Essas pessoas vinham de laptop para uma cidade normal e cheia de charme e, de repente e também por culpa deles, essa cidade transformou-se numa laptop city, numa Disneyland para bêbados montados em trotinetas, uma Las Vegas dos pobres onde as pessoas que não se sabem vestir vêm fazer despedidas de solteiro, tudo em tuk tuks furiosos conduzidos por historiadores-expresso, que sobre a cidade contam o que ouviram dizer e acrescentam de imaginação os detalhes em falta. E não se confunda expresso com espresso: o primeiro é feito com rapidez, eficácia e sem interrupções; o segundo, como já se viu, é o novo nome da bica e também o único aceitável na maioria dos estabelecimentos, onde hoje somos recebidos por um caloroso e cosmopolita "yes, please?", em vez do fatigado e provinciano "ora, então diga lá, faxavor". Já nem falo do tempo em que nos perguntavam se era "o costume". Já ninguém tem costumes neste cenário vazio de gente e de hábitos, nesta cidade-fachada que se torna cada dia mais patética e insuportável.

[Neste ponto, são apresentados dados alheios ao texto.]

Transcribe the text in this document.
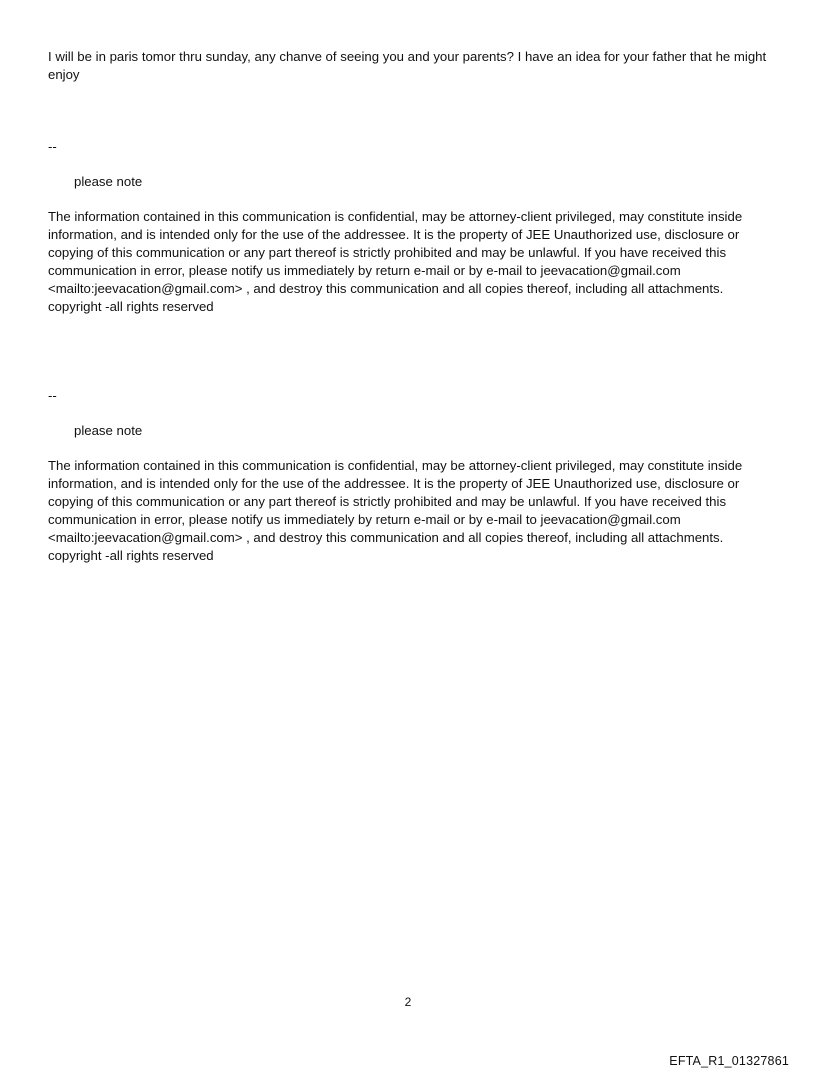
I will be in paris tomor thru sunday, any chanve of seeing you and your parents? I have an idea for your father that he might enjoy

--

please note

The information contained in this communication is confidential, may be attorney-client privileged, may constitute inside information, and is intended only for the use of the addressee. It is the property of JEE Unauthorized use, disclosure or copying of this communication or any part thereof is strictly prohibited and may be unlawful. If you have received this communication in error, please notify us immediately by return e-mail or by e-mail to jeevacation@gmail.com <mailto:jeevacation@gmail.com> , and destroy this communication and all copies thereof, including all attachments. copyright -all rights reserved

--

please note

The information contained in this communication is confidential, may be attorney-client privileged, may constitute inside information, and is intended only for the use of the addressee. It is the property of JEE Unauthorized use, disclosure or copying of this communication or any part thereof is strictly prohibited and may be unlawful. If you have received this communication in error, please notify us immediately by return e-mail or by e-mail to jeevacation@gmail.com <mailto:jeevacation@gmail.com> , and destroy this communication and all copies thereof, including all attachments. copyright -all rights reserved

2
EFTA_R1_01327861
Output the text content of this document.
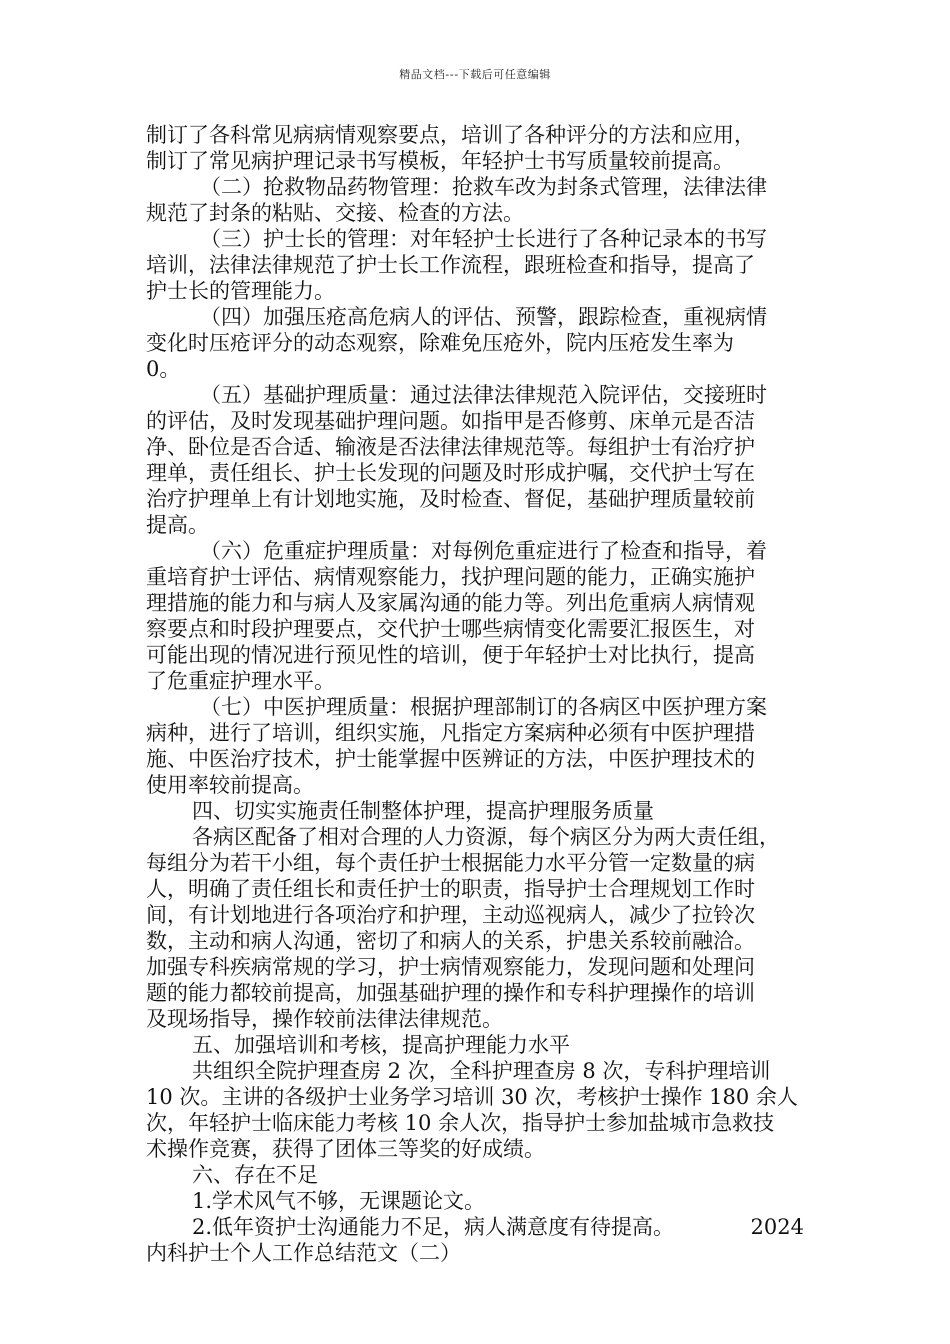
精品文档---下载后可任意编辑
制订了各科常见病病情观察要点，培训了各种评分的方法和应用，
制订了常见病护理记录书写模板，年轻护士书写质量较前提高。
（二）抢救物品药物管理：抢救车改为封条式管理，法律法律
规范了封条的粘贴、交接、检查的方法。
（三）护士长的管理：对年轻护士长进行了各种记录本的书写
培训，法律法律规范了护士长工作流程，跟班检查和指导，提高了
护士长的管理能力。
（四）加强压疮高危病人的评估、预警，跟踪检查，重视病情
变化时压疮评分的动态观察，除难免压疮外，院内压疮发生率为
0。
（五）基础护理质量：通过法律法律规范入院评估，交接班时
的评估，及时发现基础护理问题。如指甲是否修剪、床单元是否洁
净、卧位是否合适、输液是否法律法律规范等。每组护士有治疗护
理单，责任组长、护士长发现的问题及时形成护嘱，交代护士写在
治疗护理单上有计划地实施，及时检查、督促，基础护理质量较前
提高。
（六）危重症护理质量：对每例危重症进行了检查和指导，着
重培育护士评估、病情观察能力，找护理问题的能力，正确实施护
理措施的能力和与病人及家属沟通的能力等。列出危重病人病情观
察要点和时段护理要点，交代护士哪些病情变化需要汇报医生，对
可能出现的情况进行预见性的培训，便于年轻护士对比执行，提高
了危重症护理水平。
（七）中医护理质量：根据护理部制订的各病区中医护理方案
病种，进行了培训，组织实施，凡指定方案病种必须有中医护理措
施、中医治疗技术，护士能掌握中医辨证的方法，中医护理技术的
使用率较前提高。
四、切实实施责任制整体护理，提高护理服务质量
各病区配备了相对合理的人力资源，每个病区分为两大责任组，
每组分为若干小组，每个责任护士根据能力水平分管一定数量的病
人，明确了责任组长和责任护士的职责，指导护士合理规划工作时
间，有计划地进行各项治疗和护理，主动巡视病人，减少了拉铃次
数，主动和病人沟通，密切了和病人的关系，护患关系较前融洽。
加强专科疾病常规的学习，护士病情观察能力，发现问题和处理问
题的能力都较前提高，加强基础护理的操作和专科护理操作的培训
及现场指导，操作较前法律法律规范。
五、加强培训和考核，提高护理能力水平
共组织全院护理查房 2 次，全科护理查房 8 次，专科护理培训
10 次。主讲的各级护士业务学习培训 30 次，考核护士操作 180 余人
次，年轻护士临床能力考核 10 余人次，指导护士参加盐城市急救技
术操作竞赛，获得了团体三等奖的好成绩。
六、存在不足
1.学术风气不够，无课题论文。
2.低年资护士沟通能力不足，病人满意度有待提高。	2024
内科护士个人工作总结范文（二）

E isto lembra-me uma história, lembra-me várias histórias. Lembra-me demasiadas histórias: as histórias de Barcelona, de Berlim e de Copenhaga, num passado recente. Lembra-me até histórias do futuro, de Budapeste, de Varsóvia  e de Zagreb, muito em breve. Os nómadas digitais, que até podiam trazer muito de bom às comunidades se não se organizassem em bandos que destroem um sítio de cada vez numa meia-dúzia de anos, são uma praga como aqueles gafanhotos que vêm do Sahara e dão cabo de tudo. E depois voam para outro sítio, que hão de destruir também numa questão de dois ou três anos. E, uma vez mais, hão de queixar-se que as cidades ficam caras, que as pessoas não os recebem bem e que as trotinetas não chegam para todos. A culpa será sempre dos outros, dos que lá estão e ajudaram e ajudam a construir e a manter dinâmicos os lugares que eles invadem. Os nómadas digitais deviam encontrar um acampamento num lugar remoto - mas com eletricidade e wi-fi, claro - onde pudessem, com o tempo, descobrir também eles as maravilhas do sedentarismo. Se os homens primitivos, que nem o fogo dominavam, conseguiram fazê-lo, por certo que eles, que até dispõem do Google, também hão de conseguir. Boa sorte e boa viagem, amigos.